The past two days a student from Miami University has been staying with me. This past summer he did an internship with some film/publication company and was hosting the PBS show Road Trip Nation. Through a seemingly random chain of events he found himself in Uganda. While he was here he interviewed Scott and Jennifer Myhre, Pat, and me. The whole premises of his filming was not to focus on Ebola, but to highlight individuals who have found their niche on the off beaten trail, working international in unique roles. Though intimidating to have an hour long interview with him on film, it was nice to interact with a young, enterprising individual who is trying to figure out what to do with his life, while at the same time encouraging young 20-somethings to follow their passions.
I’ll be in Bundibugyo until January 2, and then I’ll be headed to Murchison Falls National Park in Northern Uganda. While there I hope to see some wildlife whilst enjoying the massive falls and scenic beauty.

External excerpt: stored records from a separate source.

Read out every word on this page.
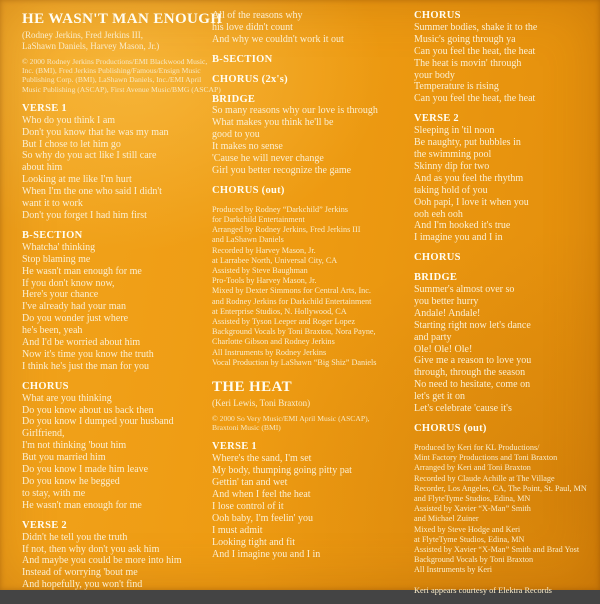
HE WASN'T MAN ENOUGH
(Rodney Jerkins, Fred Jerkins III,
LaShawn Daniels, Harvey Mason, Jr.)
© 2000 Rodney Jerkins Productions/EMI Blackwood Music,
Inc. (BMI), Fred Jerkins Publishing/Famous/Ensign Music
Publishing Corp. (BMI), LaShawn Daniels, Inc./EMI April
Music Publishing (ASCAP), First Avenue Music/BMG (ASCAP)
VERSE 1
Who do you think I am
Don't you know that he was my man
But I chose to let him go
So why do you act like I still care
about him
Looking at me like I'm hurt
When I'm the one who said I didn't
want it to work
Don't you forget I had him first
B-SECTION
Whatcha' thinking
Stop blaming me
He wasn't man enough for me
If you don't know now,
Here's your chance
I've already had your man
Do you wonder just where
he's been, yeah
And I'd be worried about him
Now it's time you know the truth
I think he's just the man for you
CHORUS
What are you thinking
Do you know about us back then
Do you know I dumped your husband
Girlfriend,
I'm not thinking 'bout him
But you married him
Do you know I made him leave
Do you know he begged
to stay, with me
He wasn't man enough for me
VERSE 2
Didn't he tell you the truth
If not, then why don't you ask him
And maybe you could be more into him
Instead of worrying 'bout me
And hopefully, you won't find
All of the reasons why
his love didn't count
And why we couldn't work it out
B-SECTION
CHORUS (2x's)
BRIDGE
So many reasons why our love is through
What makes you think he'll be
good to you
It makes no sense
'Cause he will never change
Girl you better recognize the game
CHORUS (out)
Produced by Rodney “Darkchild” Jerkins
for Darkchild Entertainment
Arranged by Rodney Jerkins, Fred Jerkins III
and LaShawn Daniels
Recorded by Harvey Mason, Jr.
at Larrabee North, Universal City, CA
Assisted by Steve Baughman
Pro-Tools by Harvey Mason, Jr.
Mixed by Dexter Simmons for Central Arts, Inc.
and Rodney Jerkins for Darkchild Entertainment
at Enterprise Studios, N. Hollywood, CA
Assisted by Tyson Leeper and Roger Lopez
Background Vocals by Toni Braxton, Nora Payne,
Charlotte Gibson and Rodney Jerkins
All Instruments by Rodney Jerkins
Vocal Production by LaShawn “Big Shiz” Daniels
THE HEAT
(Keri Lewis, Toni Braxton)
© 2000 So Very Music/EMI April Music (ASCAP),
Braxtoni Music (BMI)
VERSE 1
Where's the sand, I'm set
My body, thumping going pitty pat
Gettin' tan and wet
And when I feel the heat
I lose control of it
Ooh baby, I'm feelin' you
I must admit
Looking tight and fit
And I imagine you and I in
CHORUS
Summer bodies, shake it to the
Music's going through ya
Can you feel the heat, the heat
The heat is movin' through
your body
Temperature is rising
Can you feel the heat, the heat
VERSE 2
Sleeping in 'til noon
Be naughty, put bubbles in
the swimming pool
Skinny dip for two
And as you feel the rhythm
taking hold of you
Ooh papi, I love it when you
ooh eeh ooh
And I'm hooked it's true
I imagine you and I in
CHORUS
BRIDGE
Summer's almost over so
you better hurry
Andale! Andale!
Starting right now let's dance
and party
Ole! Ole! Ole!
Give me a reason to love you
through, through the season
No need to hesitate, come on
let's get it on
Let's celebrate 'cause it's
CHORUS (out)
Produced by Keri for KL Productions/
Mint Factory Productions and Toni Braxton
Arranged by Keri and Toni Braxton
Recorded by Claude Achille at The Village
Recorder, Los Angeles, CA, The Point, St. Paul, MN
and FlyteTyme Studios, Edina, MN
Assisted by Xavier “X-Man” Smith
and Michael Zuiner
Mixed by Steve Hodge and Keri
at FlyteTyme Studios, Edina, MN
Assisted by Xavier “X-Man” Smith and Brad Yost
Background Vocals by Toni Braxton
All Instruments by Keri
Keri appears courtesy of Elektra Records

I hope this note finds you well,
Scott J. Will
p.s. An update to an earlier letter: I had mentioned that I had a snake in my ceiling some weeks back, and even after trekking up into the rafters of my home with flashlight and stick in hand, trying to find the long, deadly snake, it had somehow escaped through a hole in a vent screen. After patching the hole I had hoped the problem was over. Not so.

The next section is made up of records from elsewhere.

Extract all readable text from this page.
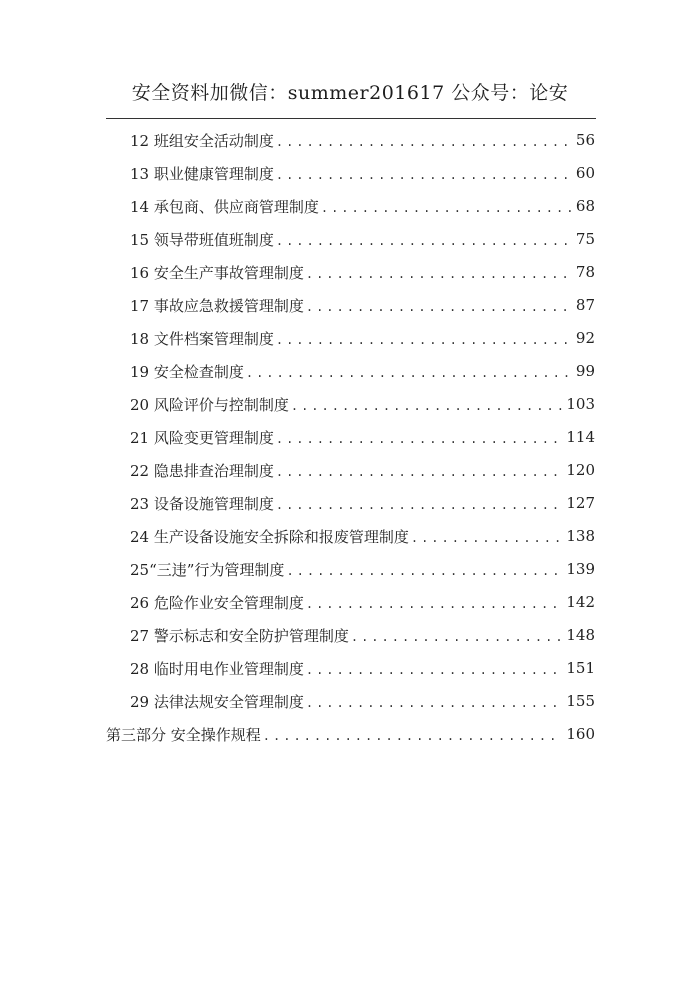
安全资料加微信：summer201617 公众号：论安
12 班组安全活动制度 .....	56
13 职业健康管理制度 .....	60
14 承包商、供应商管理制度 .....	68
15 领导带班值班制度 .....	75
16 安全生产事故管理制度 .....	78
17 事故应急救援管理制度 .....	87
18 文件档案管理制度 .....	92
19 安全检查制度 .....	99
20 风险评价与控制制度 .....	103
21 风险变更管理制度 .....	114
22 隐患排查治理制度 .....	120
23 设备设施管理制度 .....	127
24 生产设备设施安全拆除和报废管理制度 .....	138
25“三违”行为管理制度 .....	139
26 危险作业安全管理制度 .....	142
27 警示标志和安全防护管理制度 .....	148
28 临时用电作业管理制度 .....	151
29 法律法规安全管理制度 .....	155
第三部分 安全操作规程 .....	160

Two days after the Ebola epidemic was announced I heard a bat in my ceiling (I have killed a few bats in my home previously), but could see it no where, so assumed it was right outside my home. Yet I continued to hear slight movements in my ceiling every few minutes, which I attributed to lizards – I see lizards every day in my home. Then to my surprise, about 30 minutes later as I was sitting on my couch reading I looked up to see a large black snake hanging down from my ceiling looking directly at me doing that little tongue thing that snakes do. Surprisingly, I did not scream like a girl, though I did swear like a sailor, and told my friend that was visiting to go get some help while I continued to watch the snake to see where it would go. What ensued next was 30 minutes of great snake-o-pade adventures, involving me, twenty other people including some women and many children, climbing up into my dark, hot ceiling/attic in search of the deadly reptile, frantic screams (not by me!) as the snake went flying through the air, people running, grown men cowering, sticks flying, curse words rising – all culminating in one very dead snake!!!
Though I wish I could say my snake-o-pade days have ended, I think they may just be starting. In the past month there have been 10 snakes seen within a 30 meter radius of my home, of those 10, seven have been killed, including one two days ago in which I was involved with – broom in hand as fury was unleashed (think Tasmanian devil, tiger, and pissed off person combined - that was me).
I have had labored sleep over the past month, often dreaming of snakes of different sizes, shapes, and color. Though I am trying to conquer my fears in terms of reptilian entities, I still have a long way to go. Please pray for protection for me and my neighbors, that our steps may be wise and the sight of snakes few.